Stadt ist nicht bereit, weitere Kantonsaufgaben zu finanzieren

Das stillgelegte Hallenbad Utenberg

Das Internat für Sonderschüler in der Kinder- und Jugendsiedlung Utenberg in Luzern ist vom Tisch. Das Stadtparlament hat die Vorlage definitiv beerdigt. Grund sind die Sparmassnahmen des Kantons, der sich nicht wie geplant an der Finanzierung beteiligt. Dabei fehlen Sonderschulplätze innerhalb des Kantons.

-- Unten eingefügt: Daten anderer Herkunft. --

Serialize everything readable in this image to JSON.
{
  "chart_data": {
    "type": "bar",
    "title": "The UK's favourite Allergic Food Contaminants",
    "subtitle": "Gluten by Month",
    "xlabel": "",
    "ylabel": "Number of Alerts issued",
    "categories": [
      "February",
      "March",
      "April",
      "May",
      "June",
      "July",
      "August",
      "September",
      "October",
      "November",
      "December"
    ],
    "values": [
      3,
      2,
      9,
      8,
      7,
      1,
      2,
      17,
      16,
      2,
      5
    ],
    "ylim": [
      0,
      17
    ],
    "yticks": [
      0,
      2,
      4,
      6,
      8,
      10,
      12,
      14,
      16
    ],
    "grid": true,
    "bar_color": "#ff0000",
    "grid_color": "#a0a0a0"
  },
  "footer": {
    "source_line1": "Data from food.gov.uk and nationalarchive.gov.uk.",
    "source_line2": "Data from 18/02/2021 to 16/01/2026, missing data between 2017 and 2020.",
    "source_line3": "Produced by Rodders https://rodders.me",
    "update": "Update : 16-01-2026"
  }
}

Das Luzerner Stadtparlament hatte das Geschäft im vergangenen Jahr sistiert, bereits damals waren die kantonalen Sparmassnahmen der Grund. Damals hoffte man noch, dass sich die Situation entspannt. Doch auch weitere Verhandlungen über die Finanzierung zwischen Stadt und Kanton Luzern führten nicht zum gewünschten Resultat.

"Es wäre eine Win-Win-Situation."

Die Haltung des Kantons sei unverständlich, so Stadtparlamentarier Stefan Sägesser von den Grünliberalen: "Es wäre eine Win-Win-Situation für alle geworden." Auch Sozialdirektor Martin Merki zeigte sich enttäuscht. Aber die Finanzierung sei nicht gesichert gewesen, weil die Zusagen des Kantons fehlten.

Das geplante Internat für Sonderschüler wäre im stillgelegten Hallenbad Utenberg eingerichtet worden. Dieses steht inzwischen bereits seit vier Jahren leer. Im Kanton Luzern fehlen Sonderschulplätze in Internaten, weshalb zahlreiche Kinder ausserkantonal platziert sind.